Você já se pegou revisando AFO na véspera da prova e travou justamente na sequência empenho-liquidação-pagamento? Pois é, esse trio costuma aparecer em quase todo edital da área fiscal, controle e administrativa.
Dominar os estágios da despesa orçamentária não é apenas decorar definições: é garantir pontos fáceis em questões que, de tão recorrentes, viram bônus de quem estuda com antecedência. A seguir, veja como cada fase funciona, quais armadilhas as bancas criam e por que vale dedicar um bom tempo a esse assunto.
Por que os estágios da despesa orçamentária caem tanto em concurso
Os órgãos de controle exigem servidores que entendam o fluxo do gasto público. Por isso, Cebraspe, FGV, Vunesp e companhia vivem testando se o candidato conhece a ordem lógica: primeiro se planeja, depois se executa, por fim se confere. Dentro da execução surgem os famosos estágios da despesa orçamentária: empenho, liquidação e pagamento.
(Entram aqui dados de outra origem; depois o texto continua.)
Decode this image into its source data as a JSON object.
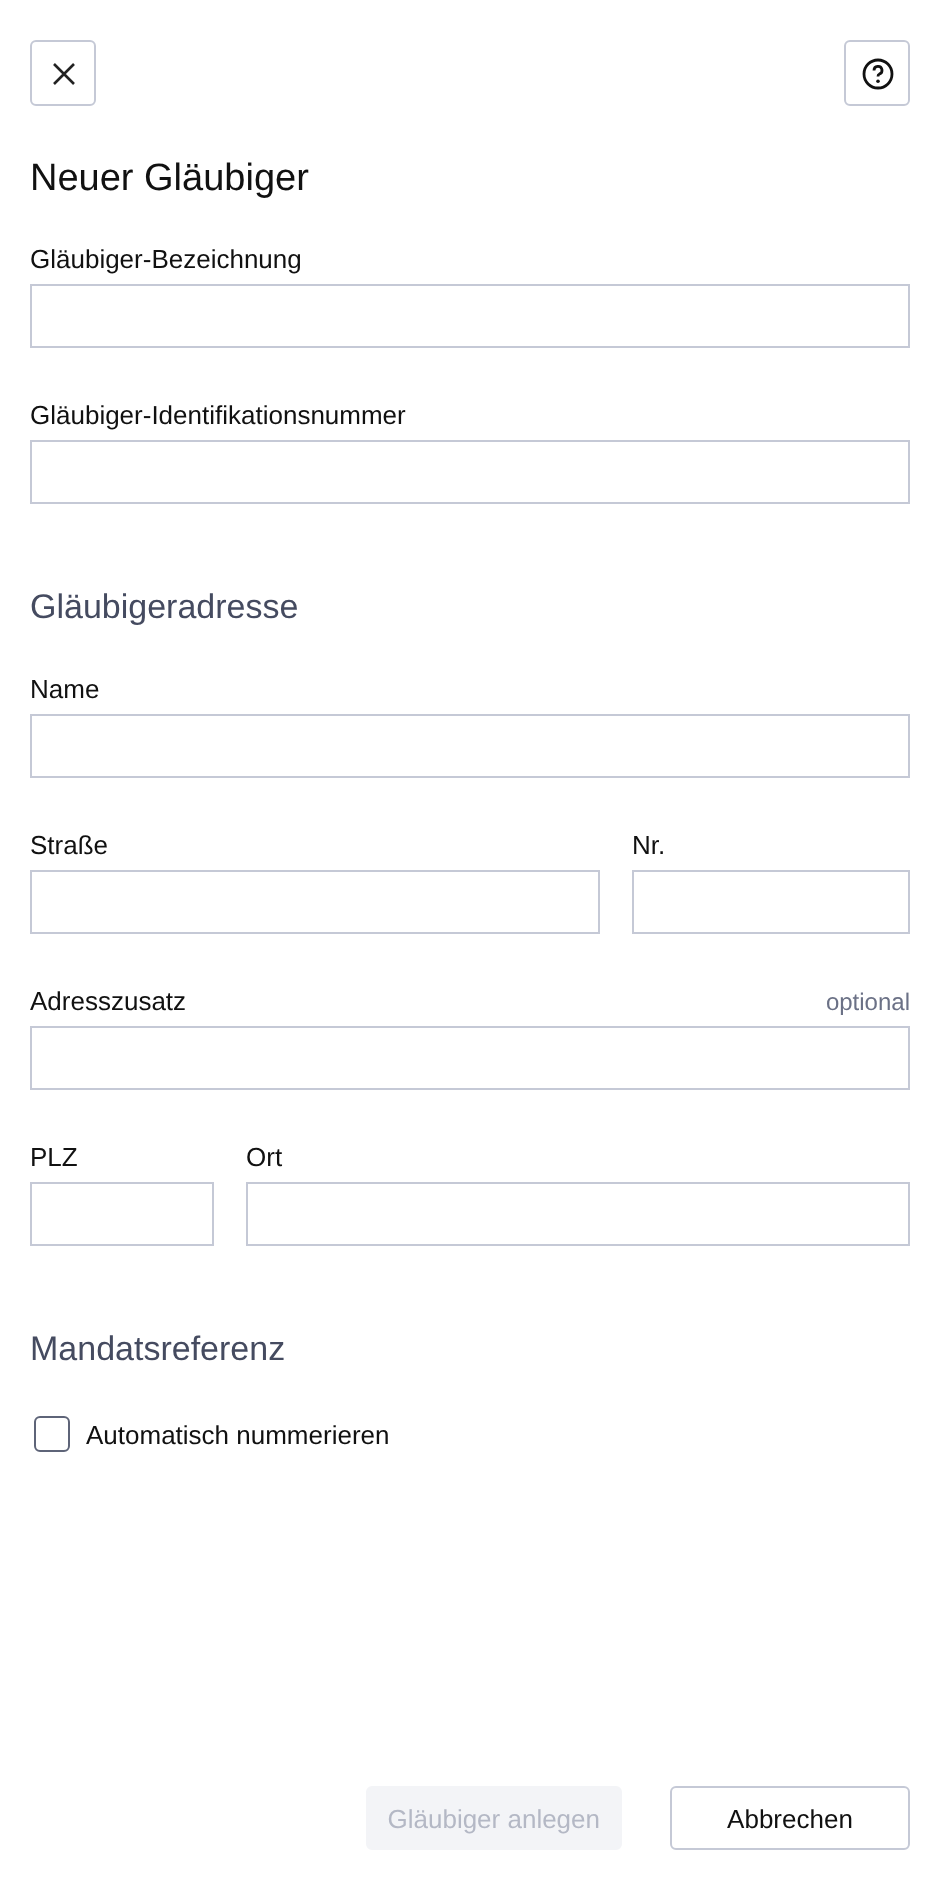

O tema costuma render itens de “certo ou errado”, classificações múltiplas e até estudos de caso. Quem já resolveu cadernos de questões inéditas percebe que a maior pegadinha é confundir fase de planejamento com fase de execução. Outro engano recorrente envolve a possibilidade (ou não) de pagar sem prévio empenho.
Empenho: a reserva legal que autoriza a despesa
No orçamento, nada acontece antes do empenho. O ato, praticado por autoridade competente, gera para o Estado uma obrigação de pagamento até o limite da dotação disponível. Para o concursando, duas palavras-chave ajudam a memorizar: “reserva” e “garantia”.
Na prática, a administração emite a Nota de Empenho, documento que detalha credor, valor, objeto e fundamentação legal. Dependendo do tipo de contratação, a nota pode até substituir o contrato, cenário comum em pequenas compras de pronto pagamento. O Manual de Contabilidade Aplicada ao Setor Público (MCASP) traz três modalidades: global, estimativo e por dotação. Saber a diferença entre elas costuma render um ponto extra na parte objetiva.
Importante: a lei admite exceções à regra do empenho prévio, mas tais situações são restritas e sempre fundamentadas. Ao resolver simulados gratuitos, como o que antecedeu o concurso da ALE-RR, observe como a banca explora justamente essas exceções.
Liquidação: conferência do direito do credor
Empenhou? Ótimo, mas o dinheiro ainda não sai do cofre. Antes, a administração verifica se o bem ou serviço foi entregue conforme o combinado. É a liquidação, fase em que se apuram a origem da obrigação, o valor exato e a identidade do beneficiário.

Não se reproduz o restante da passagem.